The panchayat has only one bank branch, of PSU Canara Bank, opened in Pudur village two years ago. And the only ATM machine in the panchayat region is inside the branch office, which makes it accessible only during banking hours.
“After the currency crisis last week, the ATM was filled only on last Saturday. However, we have had no issues while distributing currency at the counter,” said branch manager Siva Prakash.
Most of those who turned up to exchange notes are farmers and daily wagers. Although many in the village got notes of Rs 2,000, they felt it wasn’t enough and difficult to spend.

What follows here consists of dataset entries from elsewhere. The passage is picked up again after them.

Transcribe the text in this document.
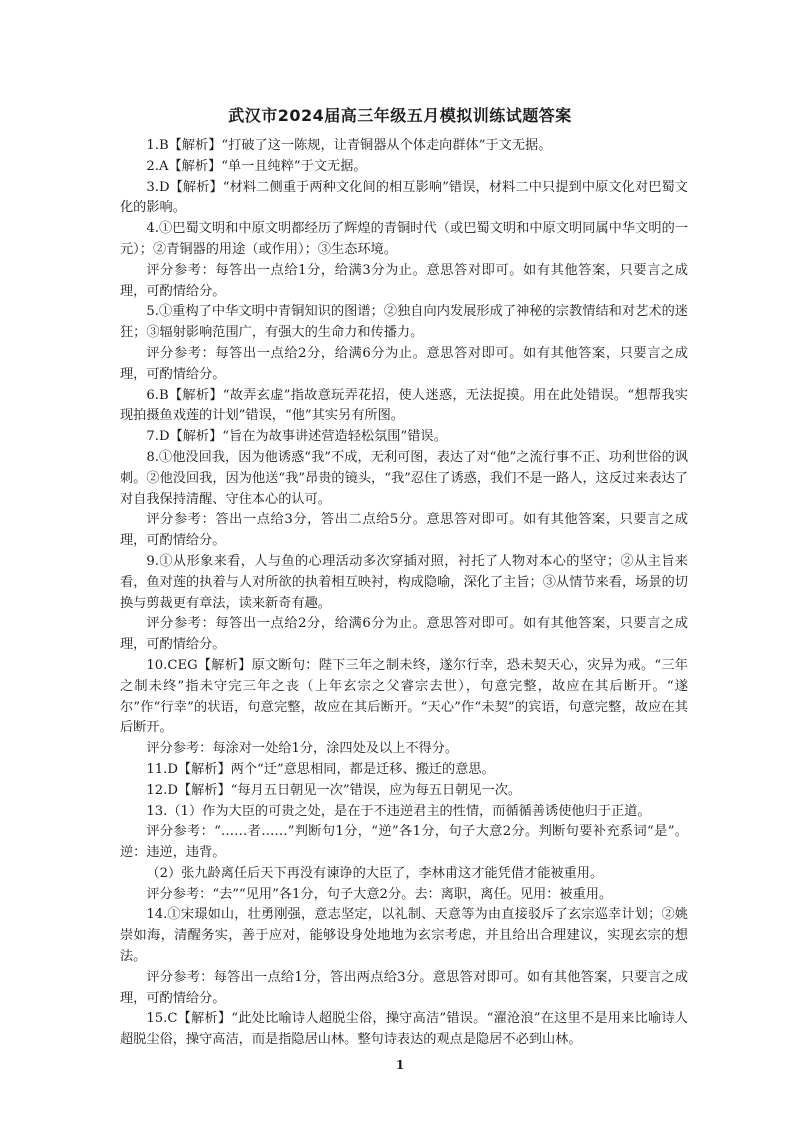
武汉市2024届高三年级五月模拟训练试题答案

1.B【解析】“打破了这一陈规，让青铜器从个体走向群体”于文无据。

2.A【解析】“单一且纯粹”于文无据。

3.D【解析】“材料二侧重于两种文化间的相互影响”错误，材料二中只提到中原文化对巴蜀文化的影响。

4.①巴蜀文明和中原文明都经历了辉煌的青铜时代（或巴蜀文明和中原文明同属中华文明的一元）；②青铜器的用途（或作用）；③生态环境。

评分参考：每答出一点给1分，给满3分为止。意思答对即可。如有其他答案，只要言之成理，可酌情给分。

5.①重构了中华文明中青铜知识的图谱；②独自向内发展形成了神秘的宗教情结和对艺术的迷狂；③辐射影响范围广，有强大的生命力和传播力。

评分参考：每答出一点给2分，给满6分为止。意思答对即可。如有其他答案，只要言之成理，可酌情给分。

6.B【解析】“故弄玄虚”指故意玩弄花招，使人迷惑，无法捉摸。用在此处错误。“想帮我实现拍摄鱼戏莲的计划”错误，“他”其实另有所图。

7.D【解析】“旨在为故事讲述营造轻松氛围”错误。

8.①他没回我，因为他诱惑“我”不成，无利可图，表达了对“他”之流行事不正、功利世俗的讽刺。②他没回我，因为他送“我”昂贵的镜头，“我”忍住了诱惑，我们不是一路人，这反过来表达了对自我保持清醒、守住本心的认可。

评分参考：答出一点给3分，答出二点给5分。意思答对即可。如有其他答案，只要言之成理，可酌情给分。

9.①从形象来看，人与鱼的心理活动多次穿插对照，衬托了人物对本心的坚守；②从主旨来看，鱼对莲的执着与人对所欲的执着相互映衬，构成隐喻，深化了主旨；③从情节来看，场景的切换与剪裁更有章法，读来新奇有趣。

评分参考：每答出一点给2分，给满6分为止。意思答对即可。如有其他答案，只要言之成理，可酌情给分。

10.CEG【解析】原文断句：陛下三年之制未终，遂尔行幸，恐未契天心，灾异为戒。“三年之制未终”指未守完三年之丧（上年玄宗之父睿宗去世），句意完整，故应在其后断开。“遂尔”作“行幸”的状语，句意完整，故应在其后断开。“天心”作“未契”的宾语，句意完整，故应在其后断开。

评分参考：每涂对一处给1分，涂四处及以上不得分。

11.D【解析】两个“迁”意思相同，都是迁移、搬迁的意思。

12.D【解析】“每月五日朝见一次”错误，应为每五日朝见一次。

13.（1）作为大臣的可贵之处，是在于不违逆君主的性情，而循循善诱使他归于正道。

评分参考：“……者……”判断句1分，“逆”各1分，句子大意2分。判断句要补充系词“是”。逆：违逆，违背。

（2）张九龄离任后天下再没有谏诤的大臣了，李林甫这才能凭借才能被重用。

评分参考：“去”“见用”各1分，句子大意2分。去：离职，离任。见用：被重用。

14.①宋璟如山，壮勇刚强，意志坚定，以礼制、天意等为由直接驳斥了玄宗巡幸计划；②姚崇如海，清醒务实，善于应对，能够设身处地地为玄宗考虑，并且给出合理建议，实现玄宗的想法。

评分参考：每答出一点给1分，答出两点给3分。意思答对即可。如有其他答案，只要言之成理，可酌情给分。

15.C【解析】“此处比喻诗人超脱尘俗，操守高洁”错误。“濯沧浪”在这里不是用来比喻诗人超脱尘俗，操守高洁，而是指隐居山林。整句诗表达的观点是隐居不必到山林。

1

Farmers have stopped hiring as they cannot pay workers in Rs 500 notes.
“The land owner has asked me not to report as his farm,” said Seethammal, a daily wager, who has not gone to work since Thursday.
Traders at the panchayat junction say business is down, although many of them do accept the scrapped notes.”People don’t have smaller notes, many are yet to get the first Rs 2,000 note, so they come with the scrapped currencies,” said trader Jyothi Kumar. “I have no option but to accept them. I can exchange the notes later but if I turn them down now, I would lose business.”
Yet, trader A Harichandran welcomes the decision to scrap the notes. “It is a good move and some big people will fall in the crackdown against black money,” he said. “But the government should have ensured the supply of smaller notes. Then, the common man would have supported the move.”